The CHESS/FOXDEN dataset becomes live once a new metadata record is recorded in the MetaData service. At this point, users or user workflows may specify a DID value, provide a list of attributes to construct it from, or rely on underlying tools, libraries, or services to use default attributes (e.g., beamline, btr, cycle, sample).


Each metadata record describes the conditions of a specific experiment and the data collected at CHESS beamlines. These records adhere to a predefined schema and are validated against predefined data types. Thus, we offer a flexible way to define a DID using any set of key-value pairs presented in the metadata record. Therefore, users or user workflows have three possibilities:

  1. Specify the DID value within the metadata record itself (the corresponding key is did).
  2. Provide a comma-separated list of attributes to define a DID, e.g., key1,key2,....
  3. Allow the underlying service/tool to use defaults, e.g., beamline,btr,cycle,sample.


Here is an example of metadata insertion using foxden command line tool:
foxdendid


Please note that CHESS metadata records follow the CamelCase keys convention, while we suggest using lowercase keys and values in the DID string representation or construction (which will be done by underlying software).


Once the DID is defined and recorded within the metadata record, it will be used in other services such as Provenance, Data Management, SpecScans, and Data Discovery to relate other information to it. For instance, the Provenance service can associate the DID with software versions and lists of files, among other details.

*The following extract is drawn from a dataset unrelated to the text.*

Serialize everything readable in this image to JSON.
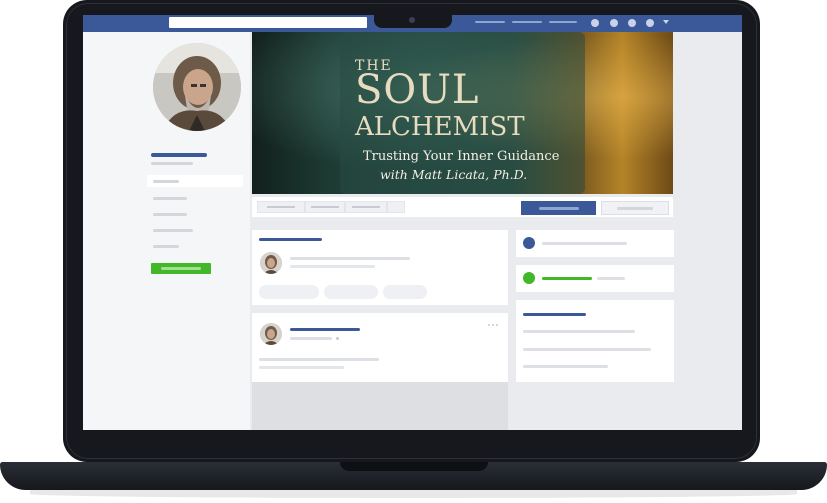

The Data Management service will know how to map collections of files or blob chunks into a dataset, while the SpecScans service will provide a mapping between the DID and specific motor positions used during the experiment.


During a lookup via Data Discovery, users can specify the DID to find details about a specific dataset.


Dataset Relationships

The DID format (presented as a series of key-value pairs) provides a flexible format to define derived data and establish necessary relationships between different datasets.

For example, if a raw dataset is defined as:

/aaa=value/bbb=value

then a derived dataset can be identified using the following DID:

/aaa=value/bbb=value/datatier=derived

The derived dataset may or may not have its own metadata record. But it will allow to setup parent child relationship in Provenance service between the two, e.g.

# the dataset
/aaa=value/bbb=value/datatier=derived
# will have parent dataset
/aaa=value/bbb=value

This will allow to setup (complex) finite graph relationships, e.g.

DatasetA -> DatasetB -> DatasetC
         \              ^
          \            /
           \-> DatasetX

# here
# DatasetA is a parent of DatasetB and DatasetX
# DatasetC is a child of DatasetB and DatasetX

In either case, the Data Discovery service can look up the relationship between two dataset DIDs and find out the original metadata record.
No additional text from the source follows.